Nella giornata di oggi 6 Marzo - presso la Assolombarda a Milano - Italiaonline S.p.a., che aveva nei giorni
scorsi convocato in tutta fretta e senza alcun preavviso le OO.SS. e le Rsu aziendali, ha dichiarato 400 esuberi,
241 trasferimenti coatti verso Milano la chiusura della sede di Torino e la cessazione delle attività sul territorio
nazionale.
Le OO.SS hanno immediatamente replicato unitariamente, e congiuntamente alle RSU, che è ancora vigente un
accordo siglato presso il Mise, accordo che prevede già un massiccio ricorso alla CIG a rotazione ed a zero ore,
è vigente sino a Giugno 2018 e, tra le altre cose, prevede massicci investimenti.
Hanno inoltre segnalato che l’Azienda si è sottratta ripetutamente ai doverosi confronti sindacali di verifica
dell’accordo.
Non solo, IOL ha rifiutato anche il confronto da svolgersi prima dello svolgimento del CDA, previsto per il 15
cm, richiesto a più riprese dalle istituzioni del territorio piemontese per aver assicurazioni sulla sede di Torino.
A doverosa richiesta da parte delle OO.SS. di indicazione quantomeno delle aree interessate alla
riorganizzazione l’Azienda ha chiesto una sospensiva a seguito della quale, incredibilmente, non si è più
ripresentata al tavolo di confronto, mandando Assolombarda a dichiarare alle segreterie nazionali la definitiva
sospensione, per la giornata attuale, del confronto.
Il comportamento dell’azienda è assolutamente inaccettabile.
Non è pensabile che si affronti per parte sindacale un qualsiasi serio ragionamento con un’Azienda che ha
dimostrato totale inconsistenza riorganizzativa, assoluta incapacità relazionale, colpevole pressappochismo nella
illustrazione dei dati necessari alla comprensione dello stato dell’azienda stessa.
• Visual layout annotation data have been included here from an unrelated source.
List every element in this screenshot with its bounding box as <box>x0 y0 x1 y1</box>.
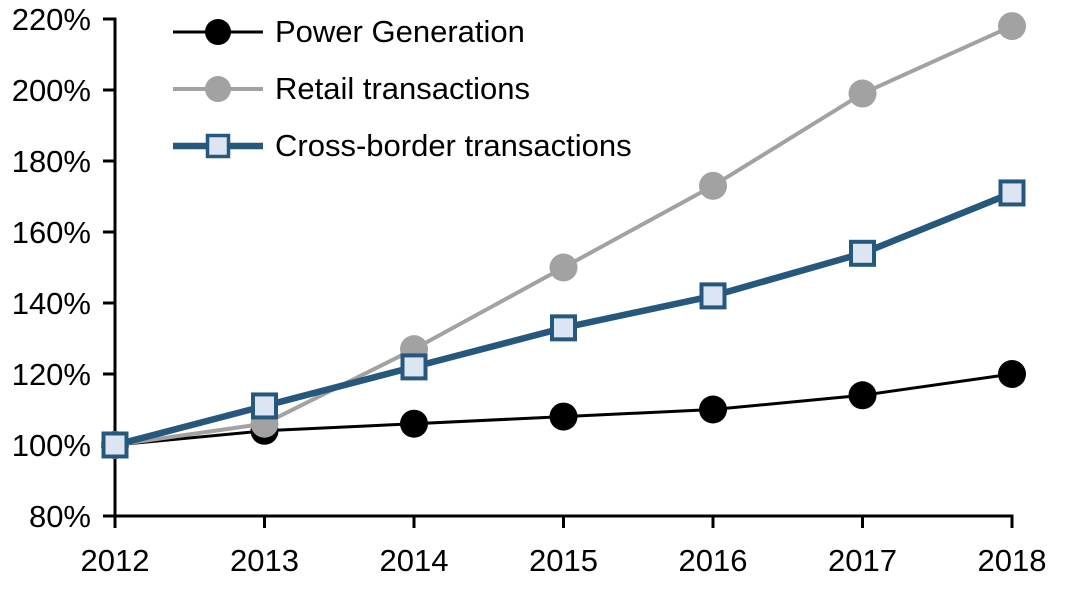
chart-legend: Power Generation Retail transactions Cro… <box>172 3 632 174</box>
y-tick-label: 220% <box>12 2 91 37</box>
y-tick-label: 180% <box>12 144 91 179</box>
legend-label-cross-border-transactions: Cross-border transactions <box>275 127 632 163</box>
power-generation-marker <box>848 381 877 410</box>
circle-marker-icon <box>205 75 231 102</box>
legend-label-power-generation: Power Generation <box>275 13 525 49</box>
legend-item-power-generation: Power Generation <box>172 3 632 60</box>
retail-transactions-marker <box>699 171 727 200</box>
x-tick-label: 2012 <box>81 543 150 578</box>
cross-border-transactions-marker <box>550 314 577 342</box>
retail-transactions-marker <box>848 79 877 108</box>
retail-transactions-marker <box>998 12 1026 41</box>
x-tick-label: 2018 <box>978 543 1047 578</box>
power-generation-marker <box>699 395 727 424</box>
y-tick-label: 200% <box>12 73 91 108</box>
legend-item-cross-border-transactions: Cross-border transactions <box>172 117 632 174</box>
power-generation-marker <box>549 402 578 431</box>
x-tick-label: 2017 <box>828 543 897 578</box>
power-generation-legend-swatch <box>173 18 263 45</box>
square-marker-icon <box>205 133 231 158</box>
legend-label-retail-transactions: Retail transactions <box>275 70 531 106</box>
cross-border-transactions-marker <box>400 353 428 381</box>
cross-border-transactions-marker <box>101 431 129 459</box>
cross-border-transactions-marker <box>998 179 1026 207</box>
x-tick-label: 2014 <box>380 543 449 578</box>
y-tick-label: 100% <box>12 428 91 463</box>
cross-border-transactions-marker <box>251 392 278 420</box>
power-generation-marker <box>998 360 1026 388</box>
power-generation-marker <box>400 409 428 438</box>
circle-marker-icon <box>205 18 231 45</box>
y-tick-label: 120% <box>12 357 91 392</box>
retail-transactions-legend-swatch <box>173 75 263 102</box>
y-tick-label: 140% <box>12 286 91 321</box>
x-tick-label: 2016 <box>679 543 748 578</box>
x-tick-label: 2013 <box>230 543 299 578</box>
cross-border-transactions-marker <box>849 239 876 267</box>
cross-border-transactions-legend-swatch <box>173 133 263 158</box>
y-tick-label: 160% <box>12 215 91 250</box>
retail-transactions-marker <box>549 253 578 282</box>
legend-item-retail-transactions: Retail transactions <box>172 60 632 117</box>
x-tick-label: 2015 <box>529 543 598 578</box>
y-tick-label: 80% <box>29 499 91 534</box>
cross-border-transactions-marker <box>699 282 727 310</box>
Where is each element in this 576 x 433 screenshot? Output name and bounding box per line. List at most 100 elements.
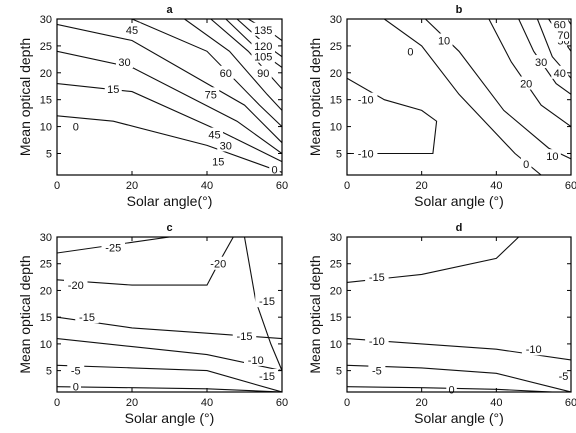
contour-label-bg bbox=[70, 379, 81, 393]
y-tick-label: 15 bbox=[330, 312, 342, 324]
contour-label-bg bbox=[269, 162, 280, 176]
contour-label-bg bbox=[555, 28, 573, 42]
contour-label-bg bbox=[368, 363, 386, 377]
contour-label-bg bbox=[251, 49, 275, 63]
y-tick-label: 20 bbox=[330, 68, 342, 80]
contour-label: -15 bbox=[369, 272, 385, 284]
contour-label-bg bbox=[353, 92, 378, 106]
contour-label-bg bbox=[255, 368, 279, 382]
contour-label-bg bbox=[521, 342, 546, 356]
contour-label: 30 bbox=[535, 57, 547, 69]
x-tick-label: 20 bbox=[416, 397, 428, 409]
contour-label: 0 bbox=[448, 384, 454, 396]
y-tick-label: 10 bbox=[330, 122, 342, 134]
contour-line bbox=[243, 237, 282, 371]
y-axis-label: Mean optical depth bbox=[307, 255, 323, 373]
contour-label: 90 bbox=[257, 68, 269, 80]
contour-label-bg bbox=[123, 22, 141, 36]
y-tick-label: 25 bbox=[330, 41, 342, 53]
panel-d: -15 -10 -5 0 -10 -5 0 20 40 60 5 10 15 20 25 30 d Solar a… bbox=[307, 222, 576, 426]
x-tick-label: 60 bbox=[276, 397, 288, 409]
x-axis-label: Solar angle (°) bbox=[414, 410, 504, 426]
contour-line bbox=[57, 50, 282, 154]
x-tick-label: 40 bbox=[490, 180, 502, 192]
y-tick-label: 5 bbox=[46, 148, 52, 160]
x-tick-label: 0 bbox=[54, 180, 60, 192]
contour-label-bg bbox=[217, 65, 235, 79]
contour-line bbox=[347, 77, 438, 155]
contour-label-bg bbox=[232, 328, 257, 342]
contour-group bbox=[57, 19, 282, 173]
contour-label-bg bbox=[217, 138, 235, 152]
panel-c: -25 -20 -15 -10 -5 0 -15 -20 -15 -15 0 20 40 60 5 10 15 2… bbox=[17, 222, 288, 426]
contour-label-bg bbox=[446, 382, 457, 396]
plot-frame bbox=[346, 18, 572, 176]
x-axis-label: Solar angle (°) bbox=[125, 410, 215, 426]
contour-label-bg bbox=[209, 154, 227, 168]
contour-line bbox=[57, 386, 282, 392]
contour-line bbox=[57, 83, 282, 163]
y-axis-label: Mean optical depth bbox=[307, 38, 323, 156]
contour-label-bg bbox=[365, 334, 389, 348]
contour-label: -5 bbox=[71, 366, 81, 378]
x-tick-label: 40 bbox=[201, 397, 213, 409]
plot-frame bbox=[56, 236, 283, 393]
y-tick-label: 10 bbox=[40, 339, 52, 351]
contour-label: 75 bbox=[205, 89, 217, 101]
contour-label-bg bbox=[206, 256, 230, 270]
contour-label-bg bbox=[244, 352, 268, 366]
contour-line bbox=[57, 364, 282, 392]
y-tick-label: 5 bbox=[336, 148, 342, 160]
y-tick-label: 30 bbox=[330, 232, 342, 244]
x-tick-label: 20 bbox=[126, 397, 138, 409]
contour-label: 120 bbox=[254, 41, 272, 53]
contour-label: -10 bbox=[248, 355, 264, 367]
panel-title: d bbox=[456, 222, 463, 234]
contour-label-bg bbox=[104, 81, 122, 95]
contour-label: -20 bbox=[210, 259, 226, 271]
y-tick-label: 25 bbox=[330, 259, 342, 271]
contour-label: 15 bbox=[107, 84, 119, 96]
x-tick-label: 40 bbox=[490, 397, 502, 409]
contour-label: 30 bbox=[118, 57, 130, 69]
contour-line bbox=[383, 19, 542, 175]
contour-label-bg bbox=[555, 368, 573, 382]
contour-label: 0 bbox=[271, 165, 277, 177]
y-tick-label: 5 bbox=[336, 366, 342, 378]
contour-label-bg bbox=[64, 278, 88, 292]
contour-label: -10 bbox=[358, 95, 374, 107]
contour-line bbox=[184, 19, 282, 111]
x-tick-label: 60 bbox=[276, 180, 288, 192]
contour-label-bg bbox=[116, 55, 133, 69]
contour-label: 70 bbox=[557, 30, 569, 42]
contour-line bbox=[57, 237, 170, 254]
y-axis-label: Mean optical depth bbox=[17, 38, 33, 156]
contour-label-bg bbox=[520, 157, 532, 171]
contour-label: 45 bbox=[208, 130, 220, 142]
x-tick-label: 60 bbox=[565, 180, 576, 192]
contour-label-bg bbox=[254, 65, 272, 79]
panel-title: a bbox=[166, 4, 173, 16]
contour-label: 105 bbox=[254, 52, 272, 64]
x-axis-label: Solar angle(°) bbox=[127, 193, 213, 209]
contour-label-bg bbox=[206, 127, 223, 141]
y-tick-label: 25 bbox=[40, 41, 52, 53]
contour-label: -15 bbox=[259, 371, 275, 383]
y-tick-label: 30 bbox=[40, 232, 52, 244]
contour-label-bg bbox=[365, 270, 389, 284]
panel-title: c bbox=[166, 222, 172, 234]
y-tick-label: 20 bbox=[330, 285, 342, 297]
contour-label-bg bbox=[543, 149, 561, 163]
y-tick-label: 15 bbox=[40, 95, 52, 107]
contour-label: -25 bbox=[105, 243, 121, 255]
contour-label: 0 bbox=[73, 382, 79, 394]
contour-label: 0 bbox=[523, 159, 529, 171]
contour-label-bg bbox=[251, 38, 275, 52]
contour-label-bg bbox=[435, 33, 453, 47]
contour-line bbox=[57, 115, 282, 173]
contour-label-bg bbox=[517, 76, 535, 90]
contour-label: 135 bbox=[254, 25, 272, 37]
contour-label-bg bbox=[70, 119, 81, 133]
Ci risulta peraltro che l’Amministratore Delegato abbia già provveduto ad informare, via intranet, i dipendenti
di IOL della prevista riduzione dell’organico di 400 unità e dei provvedimenti previsti per parte aziendale.
Reputiamo scorretto l’atteggiamento ed inaccettabili i toni paternalistici usati nella comunicazione diretta con i
lavoratori da parte di chi, nuovamente, si sottrae ad un confronto serio con i rappresentanti dei lavoratori.
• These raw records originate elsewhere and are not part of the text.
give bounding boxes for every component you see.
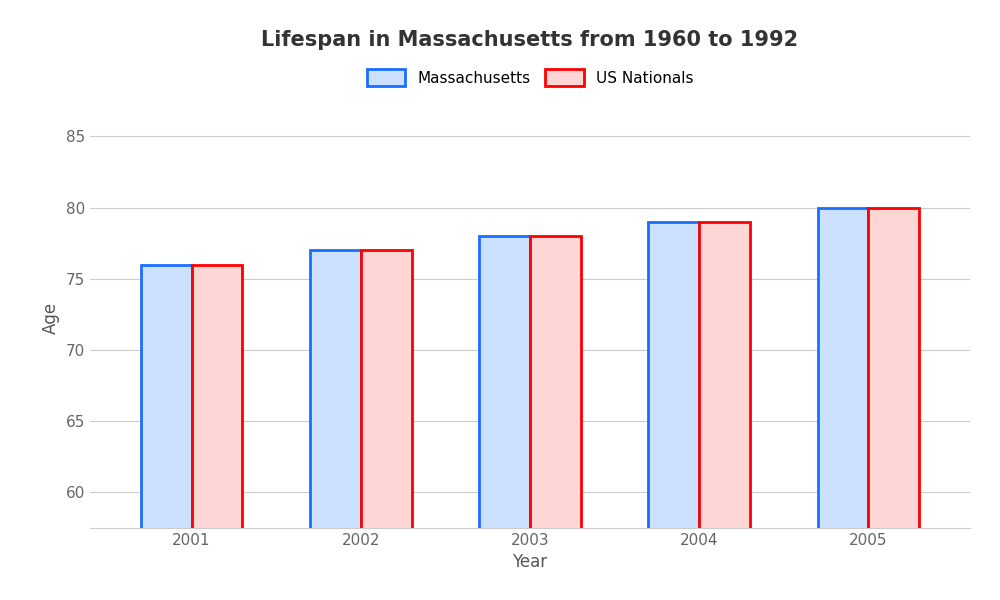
Y-axis label: Age: Age bbox=[42, 302, 60, 334]
Bar bbox=[141, 265, 192, 600]
X-axis label: Year: Year bbox=[512, 553, 548, 571]
Legend: Massachusetts, US Nationals: Massachusetts, US Nationals bbox=[359, 61, 701, 94]
Bar bbox=[361, 250, 412, 600]
Bar bbox=[699, 222, 750, 600]
Bar bbox=[479, 236, 530, 600]
Bar bbox=[530, 236, 581, 600]
Bar bbox=[818, 208, 868, 600]
Bar bbox=[648, 222, 699, 600]
Bar bbox=[868, 208, 919, 600]
Bar bbox=[192, 265, 242, 600]
Title: Lifespan in Massachusetts from 1960 to 1992: Lifespan in Massachusetts from 1960 to 1… bbox=[261, 29, 799, 49]
Bar bbox=[310, 250, 361, 600]
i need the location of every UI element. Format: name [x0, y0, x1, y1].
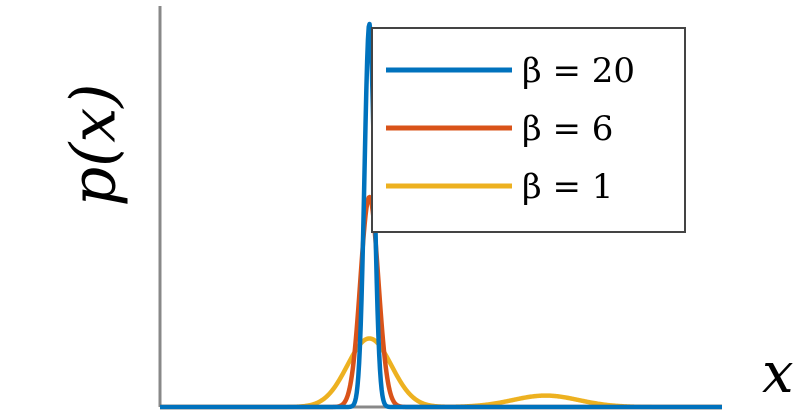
series-line-beta-20 — [158, 21, 724, 410]
legend-label-beta-6: β = 6 — [522, 109, 613, 149]
series-curves — [158, 21, 724, 410]
series-line-beta-1 — [158, 336, 724, 410]
legend: β = 20 β = 6 β = 1 — [371, 27, 686, 233]
legend-label-beta-1: β = 1 — [522, 167, 613, 207]
legend-label-beta-20: β = 20 — [522, 51, 635, 91]
x-axis-label: x — [762, 341, 794, 406]
y-axis-label: p(x) — [56, 83, 130, 207]
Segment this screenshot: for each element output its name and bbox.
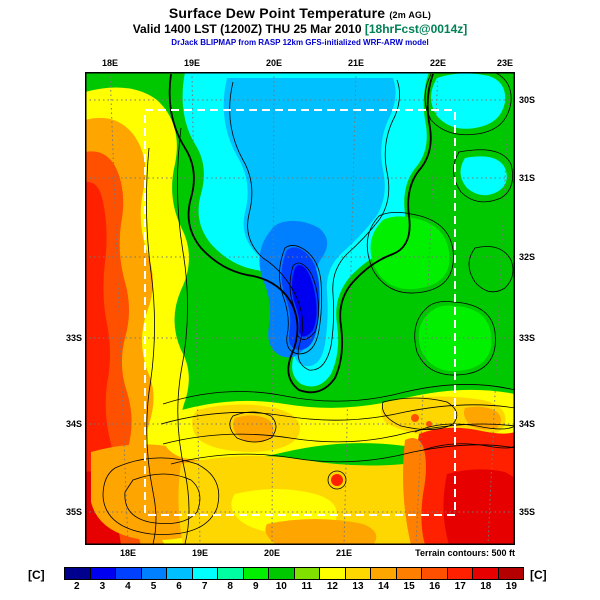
colorbar-segment-16 (422, 568, 448, 579)
dewpoint-map-canvas (85, 72, 515, 545)
terrain-contours-note: Terrain contours: 500 ft (415, 548, 515, 558)
lat-tick-left-35s: 35S (65, 507, 82, 517)
lon-tick-top-21e: 21E (347, 58, 365, 68)
lon-tick-top-18e: 18E (101, 58, 119, 68)
colorbar-value-2: 2 (74, 581, 80, 592)
colorbar-segment-8 (218, 568, 244, 579)
colorbar-segment-14 (371, 568, 397, 579)
header: Surface Dew Point Temperature (2m AGL) V… (0, 5, 600, 47)
filled-contour-regions (85, 72, 515, 545)
colorbar-unit-right: [C] (530, 568, 547, 582)
colorbar-segment-17 (447, 568, 473, 579)
lat-tick-right-30s: 30S (519, 95, 536, 105)
title-text: Surface Dew Point Temperature (168, 5, 386, 21)
colorbar-value-7: 7 (201, 581, 208, 592)
page-title: Surface Dew Point Temperature (2m AGL) (0, 5, 600, 21)
colorbar-segment-7 (192, 568, 218, 579)
colorbar-value-12: 12 (326, 581, 338, 592)
colorbar-value-13: 13 (352, 581, 364, 592)
colorbar-value-18: 18 (480, 581, 492, 592)
colorbar-segment-10 (269, 568, 295, 579)
colorbar-value-15: 15 (403, 581, 415, 592)
colorbar-value-16: 16 (429, 581, 441, 592)
colorbar-segment-5 (141, 568, 167, 579)
colorbar-segment-6 (167, 568, 193, 579)
title-suffix: (2m AGL) (389, 10, 432, 20)
colorbar-unit-left: [C] (28, 568, 45, 582)
lat-tick-right-33s: 33S (519, 333, 536, 343)
colorbar-value-5: 5 (150, 581, 157, 592)
colorbar-value-19: 19 (505, 581, 517, 592)
colorbar-segment-18 (473, 568, 499, 579)
lon-tick-bottom-19e: 19E (191, 548, 209, 558)
lon-tick-top-23e: 23E (496, 58, 514, 68)
lon-tick-top-20e: 20E (265, 58, 283, 68)
colorbar-value-11: 11 (301, 581, 313, 592)
lon-tick-bottom-18e: 18E (119, 548, 137, 558)
colorbar-value-17: 17 (454, 581, 466, 592)
lat-tick-right-35s: 35S (519, 507, 536, 517)
lat-tick-right-32s: 32S (519, 252, 536, 262)
colorbar-values: 2 3 4 5 6 7 8 9 10 11 12 13 14 15 16 17 18 19 (64, 581, 524, 592)
colorbar-segment-3 (90, 568, 116, 579)
colorbar-value-9: 9 (252, 581, 259, 592)
lat-tick-right-31s: 31S (519, 173, 536, 183)
colorbar-value-10: 10 (275, 581, 287, 592)
valid-time-line: Valid 1400 LST (1200Z) THU 25 Mar 2010 [… (0, 22, 600, 36)
colorbar-value-6: 6 (176, 581, 182, 592)
map-frame (85, 72, 515, 545)
colorbar: 2 3 4 5 6 7 8 9 10 11 12 13 14 15 16 17 18 19 (64, 567, 524, 592)
colorbar-value-4: 4 (125, 581, 131, 592)
colorbar-segment-11 (294, 568, 320, 579)
lon-tick-bottom-21e: 21E (335, 548, 353, 558)
lon-tick-bottom-20e: 20E (263, 548, 281, 558)
lat-tick-right-34s: 34S (519, 419, 536, 429)
lat-tick-left-33s: 33S (65, 333, 82, 343)
lat-tick-left-34s: 34S (65, 419, 82, 429)
colorbar-segment-19 (498, 568, 523, 579)
domain-boundary-box (144, 109, 456, 516)
colorbar-segment-13 (345, 568, 371, 579)
colorbar-value-14: 14 (377, 581, 390, 592)
lon-tick-top-19e: 19E (183, 58, 201, 68)
forecast-label: [18hrFcst@0014z] (364, 22, 468, 36)
colorbar-segments (64, 567, 524, 580)
valid-time-label: Valid 1400 LST (1200Z) THU 25 Mar 2010 (132, 22, 362, 36)
colorbar-segment-4 (116, 568, 142, 579)
lon-tick-top-22e: 22E (429, 58, 447, 68)
colorbar-segment-2 (65, 568, 91, 579)
colorbar-segment-15 (396, 568, 422, 579)
colorbar-segment-12 (320, 568, 346, 579)
colorbar-value-3: 3 (99, 581, 106, 592)
contour-lines (102, 72, 515, 545)
colorbar-segment-9 (243, 568, 269, 579)
colorbar-value-8: 8 (227, 581, 233, 592)
model-credit: DrJack BLIPMAP from RASP 12km GFS-initia… (171, 38, 429, 47)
La disponibilità dichiarata nel comunicato dall’Ing Converti è di fatto smentita dalla vera e propria fuga
dell’Azienda dal tavolo di confronto.
Le OO.SS. Nazionali dichiarano lo stato di agitazione permanente ed immediate 8 ore di sciopero con
assemblee locali per l’intero Gruppo per la giornata di domani 7 Marzo.